Acantilado. Barcelona (2007). 252 págs. 20 €. Traducción: Manuel Arranz.

TÍTULO ORIGINALLes Antimodernes

GÉNERO

Antoine Compagnon, catedrático de literatura en la Sorbona, se ha decantado precisamente por la disciplina que domina para hablar de un movimiento, el antimodernista, que no se agota en su expresión artística. Con este ensayo ha ganado el premio de la Crítica de la Academia Francesa.

Compagnon logra resumir las principales ideas que animaron a quienes, a comienzos del XIX, decidieron ir contracorriente: los antimodernos. Por paradójico que parezca, lo cierto es que los ilustrados tienen ya en la actualidad poco que decirnos; en cambio, esos otros pensadores, durante tanto tiempo denostados, al enjuiciar la herencia ilustrada, fueron proféticos y muchas de sus intuiciones se han visto confirmadas por la historia.

Fueron bastantes las circunstancias -personales, sociales, políticas y religiosas- que coincidieron para que hombres tan distintos como Chateaubriand, Burke o De Maistre sufrieran y advirtieran el desengaño de la Revolución Francesa. No puede establecerse una misma línea ideológica entre ellos -los hay de izquierdas, de derechas y apolíticos-. La característica común es su anti-racionalismo, su oposición a la Ilustración.

Ciertamente, fueron el fruto del clima general de la época, la del romanticismo, más centrada en el sentimiento que en la afirmación de una razón universal. Recuperan, también, una forma de teoría muy cercana a los hechos, sin formular utopías. Asimismo, la idea de progreso les pareció engañosa porque, a su juicio, ocultaba pereza intelectual, y desembocaba en decadencia moral.

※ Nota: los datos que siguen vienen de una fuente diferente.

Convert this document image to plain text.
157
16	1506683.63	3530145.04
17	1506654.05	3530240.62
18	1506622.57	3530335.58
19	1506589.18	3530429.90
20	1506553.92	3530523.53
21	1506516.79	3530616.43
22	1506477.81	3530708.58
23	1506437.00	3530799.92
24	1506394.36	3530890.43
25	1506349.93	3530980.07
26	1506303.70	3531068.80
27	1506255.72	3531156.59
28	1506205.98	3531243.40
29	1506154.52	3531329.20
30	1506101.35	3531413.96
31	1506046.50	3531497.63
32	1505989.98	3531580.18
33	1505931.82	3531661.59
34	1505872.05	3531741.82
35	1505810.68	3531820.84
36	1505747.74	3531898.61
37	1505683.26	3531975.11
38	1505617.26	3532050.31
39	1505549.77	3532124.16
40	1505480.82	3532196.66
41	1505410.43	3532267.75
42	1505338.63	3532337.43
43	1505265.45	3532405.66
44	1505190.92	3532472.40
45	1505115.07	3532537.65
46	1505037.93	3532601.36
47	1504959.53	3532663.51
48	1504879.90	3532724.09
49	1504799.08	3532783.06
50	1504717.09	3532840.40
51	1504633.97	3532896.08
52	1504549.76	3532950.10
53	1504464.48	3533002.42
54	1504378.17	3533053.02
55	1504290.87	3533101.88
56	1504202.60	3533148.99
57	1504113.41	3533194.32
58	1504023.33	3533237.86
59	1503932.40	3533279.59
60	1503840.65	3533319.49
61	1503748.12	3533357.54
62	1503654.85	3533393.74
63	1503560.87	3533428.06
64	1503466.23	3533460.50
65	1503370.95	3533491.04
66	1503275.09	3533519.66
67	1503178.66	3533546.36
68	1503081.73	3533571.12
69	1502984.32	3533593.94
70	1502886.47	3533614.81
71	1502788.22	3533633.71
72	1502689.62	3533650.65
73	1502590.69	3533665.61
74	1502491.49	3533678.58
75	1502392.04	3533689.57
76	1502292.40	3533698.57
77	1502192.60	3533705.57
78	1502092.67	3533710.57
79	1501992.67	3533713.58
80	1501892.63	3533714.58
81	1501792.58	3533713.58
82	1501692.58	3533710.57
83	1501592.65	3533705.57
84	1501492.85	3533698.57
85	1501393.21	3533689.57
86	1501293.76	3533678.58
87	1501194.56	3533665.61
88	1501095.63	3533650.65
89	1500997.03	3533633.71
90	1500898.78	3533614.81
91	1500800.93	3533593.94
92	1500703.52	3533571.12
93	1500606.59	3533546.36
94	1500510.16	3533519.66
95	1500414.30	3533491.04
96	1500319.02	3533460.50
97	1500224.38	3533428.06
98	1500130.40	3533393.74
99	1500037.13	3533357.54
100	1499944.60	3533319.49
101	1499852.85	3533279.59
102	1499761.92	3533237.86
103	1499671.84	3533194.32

Sus propuestas no eran, sin embargo, inocentes. Una gran parte apoyó la causa de la Restauración y concibió el Antiguo Régimen como una prehistoria dorada. Y si el siglo XVIII fue el de las luces, el movimiento antimoderno sucumbió al pesimismo y dio la batalla por perdida antes de emprenderla. Añoraban la libertad de los antiguos. Parece como si se hubieran empeñado en oscurecer el futuro y encarnar la vida trágica de los héroes de antes. Algo de esto queda, por ejemplo en las páginas de «Memorias de Ultratumba».

Compagnon insiste en un hecho que tiene bastante importancia para la historia de las ideas: el movimiento romántico fracasó en el ámbito de la política, pero gozó de un enorme éxito artístico y literario. Un error de la obra de Compagnon es que, salvo en el caso de Burke, se refiere sólo a los representantes del romanticismo francés, lo que podría llevar al lector a pensar en el antimodernismo como una rara especialidad gala. Pero no sólo fue un movimiento francés. Se echa de menos, en este sentido, alguna referencia a Donoso Cortés o a Nietzsche.

En conclusión, se trata de un libro simplemente expositivo, pero es una delicia leerlo. Compagnon no consigue, sin embargo, justificar por qué califica de clásicos a estos autores ni tampoco logra dibujar la repercusión que han tenido.